Mental health analysis and research has had slow pendulum swings between environmental and biological explanations for behavioural manifestations. Autism & Schizophrenia are no longer attributed to “youth violence or poverty” nor emotionally cool “refrigerator mothers.” Recently there has been a major shift of research that moved attributing the source of mental health problems from environmental to biological. However, behaviour, environment, and the power of social connections cannot be underplayed or overlooked while paying closer attention to the biological factors alone. In my opinion, research needs to balance all such factors and address the curious and inexcusable gap between deciphering diseases and finding out what works best to counteract them.
To date there are no official biological tests used to diagnose mental health problems despite the rising various claims. A myth that has been refuted by psychiatrists is the chemical imbalance in the brain theory. Despite it being unsubstantiated by empirical research, many insist on it. Peter Breggin mentioned in his book titled ‘Toxic Psychiatry’ in 1991 that the drug company Eli Lilly helped advance the false theory of chemical imbalance as a marketing scheme to boost sales of the landmark antidepressant ‘Prozac’ without any sound scientific explanation. Specialists use various biological tests instead to screen for co-existing physical illnesses that might contribute to an individual’s mental health. Questionnaires and scales are also used to assess and arrive at a diagnosis. It is possible that the absence of precise chemical and imaging tests might have majorly contributed to the stigma towards mental health.
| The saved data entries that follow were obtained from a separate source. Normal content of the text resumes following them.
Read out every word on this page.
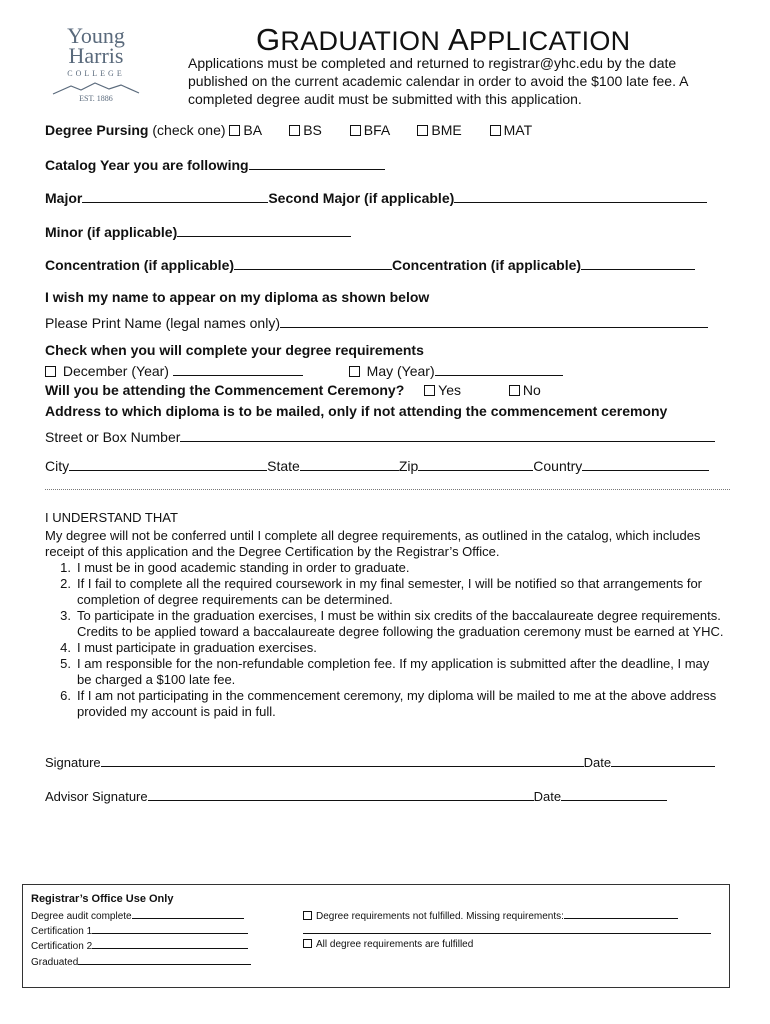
Young
Harris
COLLEGE
EST. 1886
GRADUATION APPLICATION
Applications must be completed and returned to registrar@yhc.edu by the date published on the current academic calendar in order to avoid the $100 late fee. A completed degree audit must be submitted with this application.
Degree Pursing (check one) BA	BS	BFA	BME	MAT
Catalog Year you are following
Major	Second Major (if applicable)
Minor (if applicable)
Concentration (if applicable)	Concentration (if applicable)
I wish my name to appear on my diploma as shown below
Please Print Name (legal names only)
Check when you will complete your degree requirements
December (Year)	May (Year)
Will you be attending the Commencement Ceremony? Yes	No
Address to which diploma is to be mailed, only if not attending the commencement ceremony
Street or Box Number
City	State	Zip	Country
I UNDERSTAND THAT

My degree will not be conferred until I complete all degree requirements, as outlined in the catalog, which includes receipt of this application and the Degree Certification by the Registrar’s Office.

1. I must be in good academic standing in order to graduate.
2. If I fail to complete all the required coursework in my final semester, I will be notified so that arrangements for completion of degree requirements can be determined.
3. To participate in the graduation exercises, I must be within six credits of the baccalaureate degree requirements. Credits to be applied toward a baccalaureate degree following the graduation ceremony must be earned at YHC.
4. I must participate in graduation exercises.
5. I am responsible for the non-refundable completion fee. If my application is submitted after the deadline, I may be charged a $100 late fee.
6. If I am not participating in the commencement ceremony, my diploma will be mailed to me at the above address provided my account is paid in full.
Signature	Date
Advisor Signature	Date
Registrar’s Office Use Only
Degree audit complete
Certification 1
Certification 2
Graduated
Degree requirements not fulfilled. Missing requirements:
All degree requirements are fulfilled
You might be wondering that if accurate tests are unavailable, then could some of the diagnoses be wrong? My simple answer is ‘yes’. It is an alarming prevalent phenomenon even with the presence of the Diagnostic & Statistical Manual of Mental Disorders (DSM)-5 published by the American Psychiatric Association. This Manual is considered the bible of diagnoses providing standard criteria for classifying mental disorders. How could the diagnoses be wrong? Common reasons include:

  • Patients reluctant to provide professionals their full symptoms due to shame or embarrassment,
  • Lack of cultural competence between mental health physicians stereotyping certain ethnicities or nationalities as ‘mentally healthier’,
  • Availability of certain medications that encourage specialists to go with a diagnosis that can be covered by such medications. This increases the risk of dysfunction between patients.
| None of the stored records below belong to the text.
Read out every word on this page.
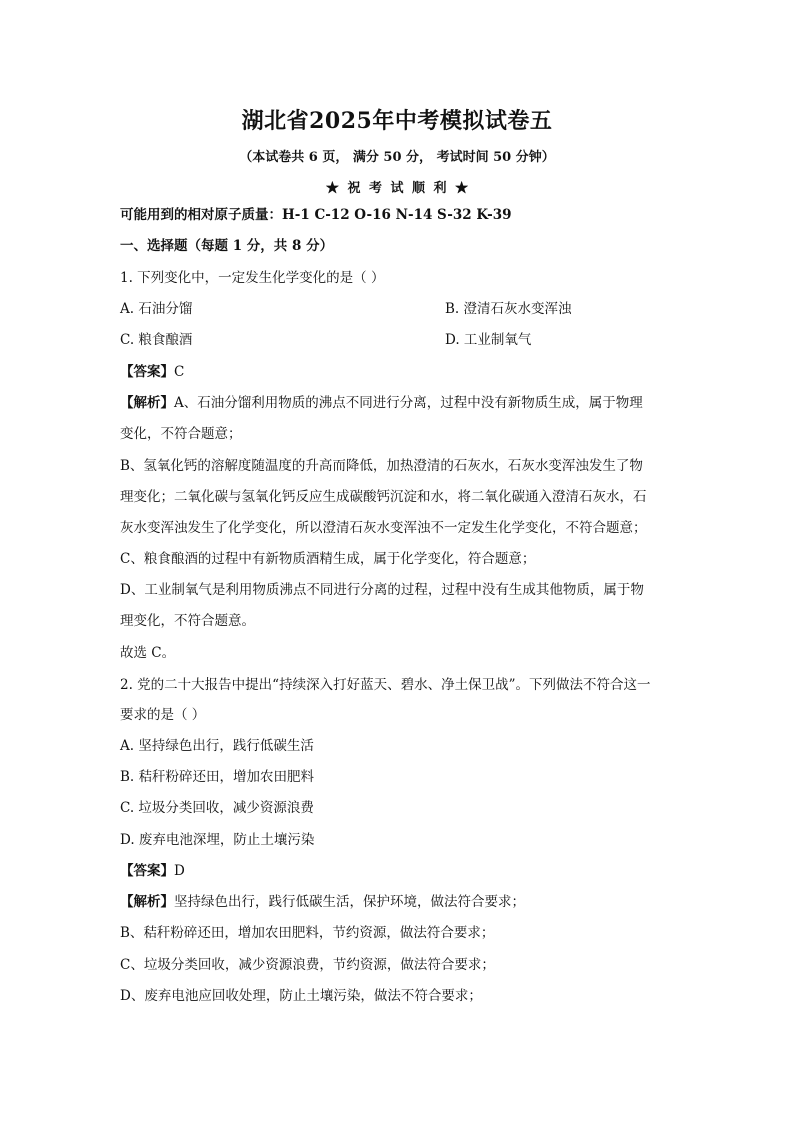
湖北省2025年中考模拟试卷五
（本试卷共 6 页， 满分 50 分， 考试时间 50 分钟）
★ 祝 考 试 顺 利 ★
可能用到的相对原子质量：H-1 C-12 O-16 N-14 S-32 K-39
一、选择题（每题 1 分，共 8 分）
1. 下列变化中，一定发生化学变化的是（ ）
A. 石油分馏	B. 澄清石灰水变浑浊
C. 粮食酿酒	D. 工业制氧气
【答案】C
【解析】A、石油分馏利用物质的沸点不同进行分离，过程中没有新物质生成，属于物理
变化，不符合题意；
B、氢氧化钙的溶解度随温度的升高而降低，加热澄清的石灰水，石灰水变浑浊发生了物
理变化；二氧化碳与氢氧化钙反应生成碳酸钙沉淀和水，将二氧化碳通入澄清石灰水，石
灰水变浑浊发生了化学变化，所以澄清石灰水变浑浊不一定发生化学变化，不符合题意；
C、粮食酿酒的过程中有新物质酒精生成，属于化学变化，符合题意；
D、工业制氧气是利用物质沸点不同进行分离的过程，过程中没有生成其他物质，属于物
理变化，不符合题意。
故选 C。
2. 党的二十大报告中提出“持续深入打好蓝天、碧水、净土保卫战”。下列做法不符合这一
要求的是（ ）
A. 坚持绿色出行，践行低碳生活
B. 秸秆粉碎还田，增加农田肥料
C. 垃圾分类回收，减少资源浪费
D. 废弃电池深埋，防止土壤污染
【答案】D
【解析】坚持绿色出行，践行低碳生活，保护环境，做法符合要求；
B、秸秆粉碎还田，增加农田肥料，节约资源，做法符合要求；
C、垃圾分类回收，减少资源浪费，节约资源，做法符合要求；
D、废弃电池应回收处理，防止土壤污染，做法不符合要求；
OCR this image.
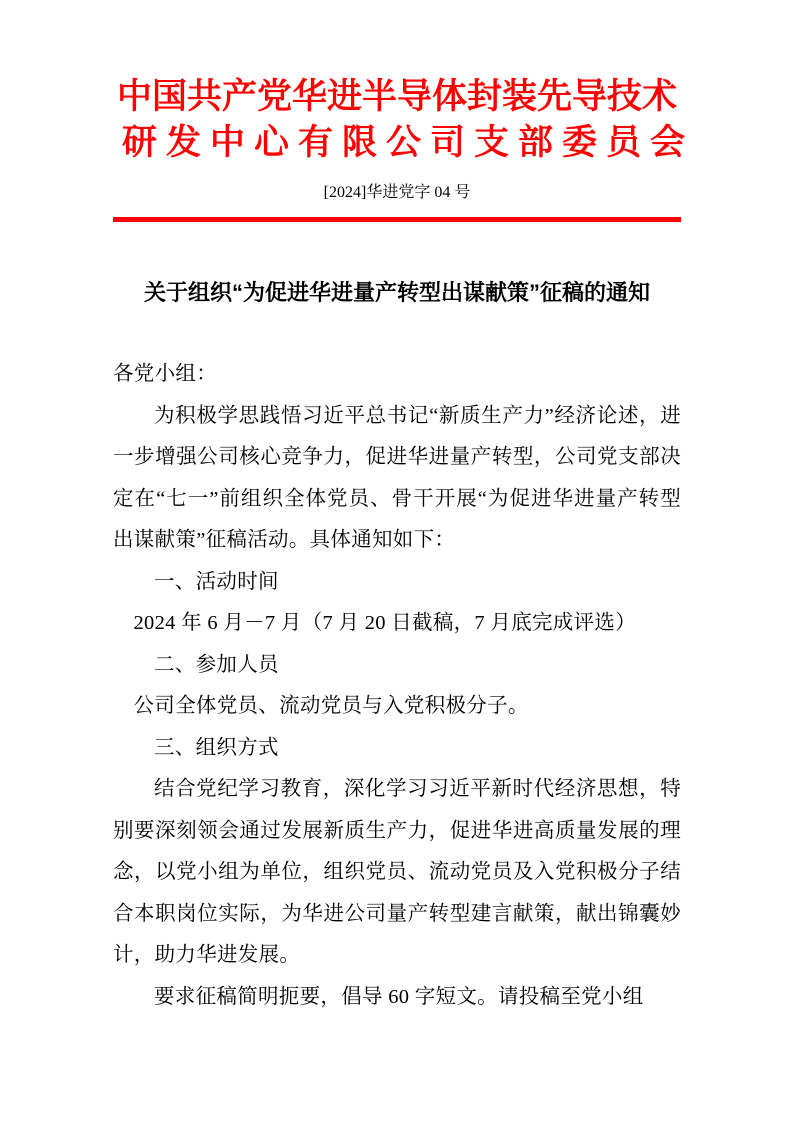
中国共产党华进半导体封装先导技术
研发中心有限公司支部委员会
[2024]华进党字 04 号
关于组织“为促进华进量产转型出谋献策”征稿的通知

各党小组：

为积极学思践悟习近平总书记“新质生产力”经济论述，进一步增强公司核心竞争力，促进华进量产转型，公司党支部决定在“七一”前组织全体党员、骨干开展“为促进华进量产转型出谋献策”征稿活动。具体通知如下：

一、活动时间

2024 年 6 月－7 月（7 月 20 日截稿，7 月底完成评选）

二、参加人员

公司全体党员、流动党员与入党积极分子。

三、组织方式

结合党纪学习教育，深化学习习近平新时代经济思想，特别要深刻领会通过发展新质生产力，促进华进高质量发展的理念，以党小组为单位，组织党员、流动党员及入党积极分子结合本职岗位实际，为华进公司量产转型建言献策，献出锦囊妙计，助力华进发展。

要求征稿简明扼要，倡导 60 字短文。请投稿至党小组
Despite fierce opposition from the skeptics, I join my voice to the rising voices demanding the merger of neurology and psychiatry as emerging evidence continues to explain the underlying mechanisms of the brain and its connections. An educational reform is required to address the scarcity of information available to the public.
To conclude, the brain continues to be a mystery yet to be discovered, I stand confident when I say that a day will come in which psychosis will be approached via objective tests very much like the ones used to diagnose heart abnormalities and other physical illnesses.